Figure 12. Increased accumulation of insoluble protein aggregates in the atg7 and nbr1 mutants under heat stress.

(A) Accumulation of insoluble proteins. Leaf tissues from wild-type (WT), atg7 and nbr1 mutants collected at indicated hours (h) under 45°C for preparation of total, soluble and insoluble proteins as described in Materials and Methods. Total proteins in the starting homogenates and insoluble proteins in the last pellets were determined the percentages of insoluble proteins to total proteins were calculated. (B) Profiles of soluble and insoluble proteins. Proteins from the first supernatants (S) and last pellets (P) were subjected to SDS-PAGES and stained with Coomassie brilliant blue. Major proteins accumulated in the pellets from heat-stressed atg7 mutant plants were indicated by arrows.
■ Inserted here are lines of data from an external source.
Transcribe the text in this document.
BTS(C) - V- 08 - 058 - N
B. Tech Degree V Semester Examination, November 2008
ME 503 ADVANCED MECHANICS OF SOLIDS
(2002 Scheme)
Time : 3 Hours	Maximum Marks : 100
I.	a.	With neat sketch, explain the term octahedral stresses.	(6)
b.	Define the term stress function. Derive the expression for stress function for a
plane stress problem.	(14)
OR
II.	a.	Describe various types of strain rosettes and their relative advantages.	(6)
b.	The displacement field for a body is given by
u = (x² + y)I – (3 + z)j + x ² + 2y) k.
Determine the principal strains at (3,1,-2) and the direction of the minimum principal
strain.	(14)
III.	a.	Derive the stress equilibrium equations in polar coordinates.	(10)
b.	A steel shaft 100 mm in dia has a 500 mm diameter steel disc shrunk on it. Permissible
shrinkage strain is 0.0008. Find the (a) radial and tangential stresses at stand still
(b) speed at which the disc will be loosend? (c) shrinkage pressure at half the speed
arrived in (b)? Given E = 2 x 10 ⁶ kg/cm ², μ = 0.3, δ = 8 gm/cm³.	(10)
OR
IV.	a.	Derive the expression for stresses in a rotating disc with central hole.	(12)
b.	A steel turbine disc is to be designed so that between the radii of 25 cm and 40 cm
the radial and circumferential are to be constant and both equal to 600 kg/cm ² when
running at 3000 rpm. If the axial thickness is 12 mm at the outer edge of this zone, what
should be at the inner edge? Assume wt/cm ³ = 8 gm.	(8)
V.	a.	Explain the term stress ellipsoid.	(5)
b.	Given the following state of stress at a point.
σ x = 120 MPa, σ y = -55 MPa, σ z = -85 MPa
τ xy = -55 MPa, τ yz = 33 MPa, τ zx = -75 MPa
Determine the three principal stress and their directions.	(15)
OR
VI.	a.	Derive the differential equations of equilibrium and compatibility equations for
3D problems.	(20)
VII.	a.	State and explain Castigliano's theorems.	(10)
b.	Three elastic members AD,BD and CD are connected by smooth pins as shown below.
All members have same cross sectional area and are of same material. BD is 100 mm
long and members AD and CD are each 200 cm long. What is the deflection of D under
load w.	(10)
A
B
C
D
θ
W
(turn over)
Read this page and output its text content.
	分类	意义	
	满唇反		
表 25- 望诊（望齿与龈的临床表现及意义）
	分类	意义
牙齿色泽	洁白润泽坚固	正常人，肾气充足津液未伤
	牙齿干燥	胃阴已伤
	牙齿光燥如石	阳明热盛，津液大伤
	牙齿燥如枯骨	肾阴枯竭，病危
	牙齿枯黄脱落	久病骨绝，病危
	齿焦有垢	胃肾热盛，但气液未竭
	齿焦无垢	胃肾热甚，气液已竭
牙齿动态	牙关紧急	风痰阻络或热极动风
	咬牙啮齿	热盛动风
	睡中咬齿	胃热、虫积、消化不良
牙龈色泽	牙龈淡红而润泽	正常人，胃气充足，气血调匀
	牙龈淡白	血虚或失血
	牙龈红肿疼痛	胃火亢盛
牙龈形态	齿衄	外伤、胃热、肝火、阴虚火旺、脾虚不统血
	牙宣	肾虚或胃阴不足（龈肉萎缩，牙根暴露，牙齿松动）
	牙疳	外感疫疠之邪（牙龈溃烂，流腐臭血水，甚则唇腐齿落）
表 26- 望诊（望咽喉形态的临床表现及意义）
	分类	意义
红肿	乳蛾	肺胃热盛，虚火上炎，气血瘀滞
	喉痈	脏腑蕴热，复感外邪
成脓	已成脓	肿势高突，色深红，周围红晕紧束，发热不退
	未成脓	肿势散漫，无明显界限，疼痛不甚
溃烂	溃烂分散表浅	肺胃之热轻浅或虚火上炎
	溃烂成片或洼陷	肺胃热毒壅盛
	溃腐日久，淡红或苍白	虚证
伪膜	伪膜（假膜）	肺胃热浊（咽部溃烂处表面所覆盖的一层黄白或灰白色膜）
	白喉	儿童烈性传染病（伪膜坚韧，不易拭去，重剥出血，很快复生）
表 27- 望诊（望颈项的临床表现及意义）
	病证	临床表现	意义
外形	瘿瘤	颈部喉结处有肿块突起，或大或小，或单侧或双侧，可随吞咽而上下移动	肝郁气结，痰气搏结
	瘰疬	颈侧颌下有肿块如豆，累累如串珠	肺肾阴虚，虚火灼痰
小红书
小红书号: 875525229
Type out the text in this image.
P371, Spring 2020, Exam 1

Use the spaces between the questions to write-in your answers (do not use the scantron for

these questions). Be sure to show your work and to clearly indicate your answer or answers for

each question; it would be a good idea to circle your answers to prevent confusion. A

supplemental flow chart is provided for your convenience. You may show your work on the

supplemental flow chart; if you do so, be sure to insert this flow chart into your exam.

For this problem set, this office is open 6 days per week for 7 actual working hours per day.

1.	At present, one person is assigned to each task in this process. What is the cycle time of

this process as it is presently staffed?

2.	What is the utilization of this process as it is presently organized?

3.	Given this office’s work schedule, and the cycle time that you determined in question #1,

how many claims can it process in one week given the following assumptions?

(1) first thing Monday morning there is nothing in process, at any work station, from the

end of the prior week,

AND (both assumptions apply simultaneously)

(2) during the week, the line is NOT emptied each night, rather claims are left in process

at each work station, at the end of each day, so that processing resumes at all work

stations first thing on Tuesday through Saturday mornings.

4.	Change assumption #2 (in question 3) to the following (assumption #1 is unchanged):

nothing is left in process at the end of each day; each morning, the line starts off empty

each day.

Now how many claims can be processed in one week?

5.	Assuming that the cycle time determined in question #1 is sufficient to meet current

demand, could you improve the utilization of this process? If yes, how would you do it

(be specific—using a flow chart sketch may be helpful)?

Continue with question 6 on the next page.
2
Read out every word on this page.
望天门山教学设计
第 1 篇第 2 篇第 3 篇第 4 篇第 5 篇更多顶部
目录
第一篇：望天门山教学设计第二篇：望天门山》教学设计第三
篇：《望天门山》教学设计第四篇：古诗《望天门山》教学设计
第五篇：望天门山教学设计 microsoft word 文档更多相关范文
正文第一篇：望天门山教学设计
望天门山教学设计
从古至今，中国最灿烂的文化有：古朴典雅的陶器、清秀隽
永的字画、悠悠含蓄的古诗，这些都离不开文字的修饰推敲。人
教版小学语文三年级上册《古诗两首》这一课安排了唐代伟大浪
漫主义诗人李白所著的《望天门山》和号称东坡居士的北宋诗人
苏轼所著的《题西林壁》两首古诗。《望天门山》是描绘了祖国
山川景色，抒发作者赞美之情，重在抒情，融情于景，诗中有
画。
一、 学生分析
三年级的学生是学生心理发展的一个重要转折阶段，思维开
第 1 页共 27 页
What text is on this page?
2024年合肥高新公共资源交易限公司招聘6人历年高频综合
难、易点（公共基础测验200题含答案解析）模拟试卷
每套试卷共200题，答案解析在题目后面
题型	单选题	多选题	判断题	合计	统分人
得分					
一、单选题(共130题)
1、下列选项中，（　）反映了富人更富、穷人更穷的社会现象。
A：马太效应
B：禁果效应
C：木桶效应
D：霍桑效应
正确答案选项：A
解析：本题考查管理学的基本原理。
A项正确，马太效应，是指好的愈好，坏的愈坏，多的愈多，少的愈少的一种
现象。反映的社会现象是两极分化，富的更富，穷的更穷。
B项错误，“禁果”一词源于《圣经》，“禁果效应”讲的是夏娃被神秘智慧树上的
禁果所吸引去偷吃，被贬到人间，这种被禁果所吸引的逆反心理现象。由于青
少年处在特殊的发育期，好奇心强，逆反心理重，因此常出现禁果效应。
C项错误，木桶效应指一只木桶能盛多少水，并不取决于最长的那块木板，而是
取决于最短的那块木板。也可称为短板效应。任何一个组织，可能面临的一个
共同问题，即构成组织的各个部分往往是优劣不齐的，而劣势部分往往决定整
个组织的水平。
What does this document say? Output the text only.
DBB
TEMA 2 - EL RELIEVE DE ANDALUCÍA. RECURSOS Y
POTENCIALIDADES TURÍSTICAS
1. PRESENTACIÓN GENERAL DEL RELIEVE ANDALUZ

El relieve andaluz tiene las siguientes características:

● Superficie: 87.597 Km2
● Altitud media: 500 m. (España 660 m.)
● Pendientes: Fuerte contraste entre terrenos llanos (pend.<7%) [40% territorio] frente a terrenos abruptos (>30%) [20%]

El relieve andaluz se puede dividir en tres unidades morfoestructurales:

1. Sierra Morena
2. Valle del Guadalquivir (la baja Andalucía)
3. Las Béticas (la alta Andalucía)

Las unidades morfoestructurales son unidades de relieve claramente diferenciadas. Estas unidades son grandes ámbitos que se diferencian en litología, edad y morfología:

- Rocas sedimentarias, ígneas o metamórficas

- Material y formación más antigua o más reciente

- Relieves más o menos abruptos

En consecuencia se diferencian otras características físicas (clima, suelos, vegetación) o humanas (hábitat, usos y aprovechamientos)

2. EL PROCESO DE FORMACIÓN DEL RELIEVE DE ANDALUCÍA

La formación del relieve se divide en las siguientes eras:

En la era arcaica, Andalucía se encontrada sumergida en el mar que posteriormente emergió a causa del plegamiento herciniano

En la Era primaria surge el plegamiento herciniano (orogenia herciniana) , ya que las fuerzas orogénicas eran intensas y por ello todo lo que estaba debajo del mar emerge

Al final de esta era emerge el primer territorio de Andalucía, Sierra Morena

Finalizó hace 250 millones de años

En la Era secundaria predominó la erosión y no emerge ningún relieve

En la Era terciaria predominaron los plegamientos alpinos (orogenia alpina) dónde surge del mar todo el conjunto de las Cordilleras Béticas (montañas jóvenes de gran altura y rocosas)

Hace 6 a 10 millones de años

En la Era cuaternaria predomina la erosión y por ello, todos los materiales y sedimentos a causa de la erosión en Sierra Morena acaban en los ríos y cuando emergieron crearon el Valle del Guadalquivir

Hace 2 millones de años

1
Figure 13. Ubiquitination of insoluble protein aggregates in the atg7 and nbr1 mutants under heat stress.

Leaf tissues from wild type (WT), atg7 and nbr1 mutants were collected at indicated hours (h) under 45°C and prepared for soluble and insoluble proteins as described in Materials and Methods. Proteins from the first supernatants (S) and last pellets (P) were subjected to SDS-PAGES and probed with anti-ubiquitin monoclonal antibody. The experiment was repeated three times with similar results.